Portal berita Tanah Papua.

Online resource for West Papuan political prisoners.

Kampanye untuk hak asasi manusia, perdamaian, dan demokrasi di Indonesia (berbasis di Inggris).


Jika ada informasi, pranala donasi, atau petisi lainnya yang belum ada dalam laman ini, bisa dikirimkan ke [email protected].

Tolong informasikan kami segera jika ada informasi yang kurang tepat! Terima kasih.

Tim Kudeta mengucapkan terima kasih sedalam-dalamnya kepada relawan penerjemah yang membantu kami merealisasikan carrd ini: untuk Nabila, Ratih C., Ishtar, Bageur, dan semua yang sudah mengajukan diri untuk membantu.
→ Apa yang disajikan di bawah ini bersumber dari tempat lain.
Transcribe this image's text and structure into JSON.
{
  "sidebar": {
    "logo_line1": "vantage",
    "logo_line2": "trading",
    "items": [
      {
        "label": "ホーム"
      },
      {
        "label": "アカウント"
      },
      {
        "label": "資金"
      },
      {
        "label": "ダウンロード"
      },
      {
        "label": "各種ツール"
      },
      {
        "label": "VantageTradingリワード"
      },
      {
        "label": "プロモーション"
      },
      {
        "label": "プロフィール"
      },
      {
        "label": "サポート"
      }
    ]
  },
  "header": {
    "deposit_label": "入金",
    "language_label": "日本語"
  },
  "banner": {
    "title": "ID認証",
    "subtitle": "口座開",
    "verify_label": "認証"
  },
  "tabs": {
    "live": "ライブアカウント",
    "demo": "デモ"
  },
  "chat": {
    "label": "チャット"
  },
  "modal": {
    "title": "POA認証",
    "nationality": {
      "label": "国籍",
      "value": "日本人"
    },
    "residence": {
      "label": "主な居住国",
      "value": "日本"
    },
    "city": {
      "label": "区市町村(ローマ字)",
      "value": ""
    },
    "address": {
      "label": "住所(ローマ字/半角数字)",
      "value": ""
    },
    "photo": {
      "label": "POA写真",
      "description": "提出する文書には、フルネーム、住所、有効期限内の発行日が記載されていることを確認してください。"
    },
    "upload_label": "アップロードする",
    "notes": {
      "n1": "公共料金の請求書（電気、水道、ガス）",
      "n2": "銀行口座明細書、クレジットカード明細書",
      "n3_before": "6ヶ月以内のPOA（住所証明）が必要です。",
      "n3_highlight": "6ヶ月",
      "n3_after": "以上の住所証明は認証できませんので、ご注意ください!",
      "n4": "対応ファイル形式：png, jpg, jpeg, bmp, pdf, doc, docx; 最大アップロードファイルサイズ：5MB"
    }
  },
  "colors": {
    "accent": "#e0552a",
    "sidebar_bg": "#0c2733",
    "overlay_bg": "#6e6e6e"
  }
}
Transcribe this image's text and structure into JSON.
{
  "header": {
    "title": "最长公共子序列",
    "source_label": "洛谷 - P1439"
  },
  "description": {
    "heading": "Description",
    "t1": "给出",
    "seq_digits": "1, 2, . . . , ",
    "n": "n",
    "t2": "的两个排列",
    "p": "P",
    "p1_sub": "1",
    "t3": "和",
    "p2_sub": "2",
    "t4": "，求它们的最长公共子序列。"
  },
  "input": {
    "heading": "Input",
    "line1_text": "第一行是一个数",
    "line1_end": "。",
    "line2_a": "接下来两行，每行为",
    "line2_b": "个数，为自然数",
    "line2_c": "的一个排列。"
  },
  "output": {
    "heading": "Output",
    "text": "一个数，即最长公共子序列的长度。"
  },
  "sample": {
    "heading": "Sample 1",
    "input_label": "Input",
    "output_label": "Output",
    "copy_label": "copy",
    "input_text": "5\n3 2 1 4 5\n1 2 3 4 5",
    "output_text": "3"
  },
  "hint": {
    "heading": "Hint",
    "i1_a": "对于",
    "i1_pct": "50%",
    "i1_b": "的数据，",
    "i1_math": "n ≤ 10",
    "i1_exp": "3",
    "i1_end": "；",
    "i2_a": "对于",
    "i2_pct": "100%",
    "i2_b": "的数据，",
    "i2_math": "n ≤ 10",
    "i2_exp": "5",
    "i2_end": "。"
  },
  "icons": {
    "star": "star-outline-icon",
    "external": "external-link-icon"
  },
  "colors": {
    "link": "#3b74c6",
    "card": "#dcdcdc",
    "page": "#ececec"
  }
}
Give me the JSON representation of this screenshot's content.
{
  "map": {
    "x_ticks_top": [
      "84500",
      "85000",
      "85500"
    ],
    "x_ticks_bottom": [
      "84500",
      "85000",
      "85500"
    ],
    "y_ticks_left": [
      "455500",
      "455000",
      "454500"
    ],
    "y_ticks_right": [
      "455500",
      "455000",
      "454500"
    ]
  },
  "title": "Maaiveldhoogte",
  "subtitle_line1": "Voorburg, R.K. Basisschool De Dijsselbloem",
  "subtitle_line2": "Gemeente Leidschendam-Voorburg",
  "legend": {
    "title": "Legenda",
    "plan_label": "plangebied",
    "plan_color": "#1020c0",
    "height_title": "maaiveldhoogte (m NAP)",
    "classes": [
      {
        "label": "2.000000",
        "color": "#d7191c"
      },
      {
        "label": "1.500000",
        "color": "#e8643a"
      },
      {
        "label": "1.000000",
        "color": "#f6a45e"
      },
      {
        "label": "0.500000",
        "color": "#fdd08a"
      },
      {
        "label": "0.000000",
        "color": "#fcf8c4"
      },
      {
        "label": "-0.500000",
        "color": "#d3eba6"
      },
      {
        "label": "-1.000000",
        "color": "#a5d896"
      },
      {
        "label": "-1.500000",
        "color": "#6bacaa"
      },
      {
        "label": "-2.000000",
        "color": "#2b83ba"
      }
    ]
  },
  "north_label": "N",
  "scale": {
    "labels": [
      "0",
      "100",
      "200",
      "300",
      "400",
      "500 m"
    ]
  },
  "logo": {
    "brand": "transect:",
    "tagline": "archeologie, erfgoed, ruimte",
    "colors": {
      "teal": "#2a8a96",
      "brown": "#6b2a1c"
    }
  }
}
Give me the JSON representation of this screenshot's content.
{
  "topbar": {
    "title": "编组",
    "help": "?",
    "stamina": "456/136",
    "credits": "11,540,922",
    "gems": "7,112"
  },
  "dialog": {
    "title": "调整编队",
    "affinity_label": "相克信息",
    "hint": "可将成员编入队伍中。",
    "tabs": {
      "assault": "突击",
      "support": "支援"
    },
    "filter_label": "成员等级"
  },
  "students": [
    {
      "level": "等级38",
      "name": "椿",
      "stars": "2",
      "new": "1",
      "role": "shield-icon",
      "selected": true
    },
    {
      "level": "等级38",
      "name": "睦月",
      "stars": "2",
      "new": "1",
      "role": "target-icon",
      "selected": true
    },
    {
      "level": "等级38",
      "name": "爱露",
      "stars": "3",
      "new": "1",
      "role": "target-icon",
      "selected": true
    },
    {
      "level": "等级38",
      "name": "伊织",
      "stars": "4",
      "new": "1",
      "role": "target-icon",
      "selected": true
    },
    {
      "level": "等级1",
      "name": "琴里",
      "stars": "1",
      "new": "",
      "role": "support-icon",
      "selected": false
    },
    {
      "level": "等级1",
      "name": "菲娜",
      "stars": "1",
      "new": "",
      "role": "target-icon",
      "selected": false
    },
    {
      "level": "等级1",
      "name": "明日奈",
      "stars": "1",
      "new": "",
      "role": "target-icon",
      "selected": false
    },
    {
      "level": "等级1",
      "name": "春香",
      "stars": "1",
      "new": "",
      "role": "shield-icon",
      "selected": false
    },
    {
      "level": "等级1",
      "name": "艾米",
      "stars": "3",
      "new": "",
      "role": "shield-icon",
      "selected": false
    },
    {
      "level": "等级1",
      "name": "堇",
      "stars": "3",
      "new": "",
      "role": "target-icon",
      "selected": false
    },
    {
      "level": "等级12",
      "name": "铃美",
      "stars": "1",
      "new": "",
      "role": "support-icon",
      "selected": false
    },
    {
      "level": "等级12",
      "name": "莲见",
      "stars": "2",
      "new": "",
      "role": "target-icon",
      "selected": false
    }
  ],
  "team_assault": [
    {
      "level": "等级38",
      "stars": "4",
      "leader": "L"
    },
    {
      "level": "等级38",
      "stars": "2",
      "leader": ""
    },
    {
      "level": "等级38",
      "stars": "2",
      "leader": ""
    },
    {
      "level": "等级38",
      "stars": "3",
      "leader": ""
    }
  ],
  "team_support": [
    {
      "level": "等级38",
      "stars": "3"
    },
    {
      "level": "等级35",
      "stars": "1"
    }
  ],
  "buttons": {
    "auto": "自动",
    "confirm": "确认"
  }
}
Kami berhutang budi kepada kalian.

APA YANG TERJADI?

URUTAN KEJADIAN

PENTING: Kami sudah diberitahu bahwa beberapa peristiwa penting seperti Operasi Koteka, Operasi Tumpas, dan Operasi Sapu Bersih belum dimasukkan dalam segmen ini. Terima kasih banyak untuk masukannya! Segmen ini sedang diperbarui secara berkelanjutan. Tolong diingat saat membaca!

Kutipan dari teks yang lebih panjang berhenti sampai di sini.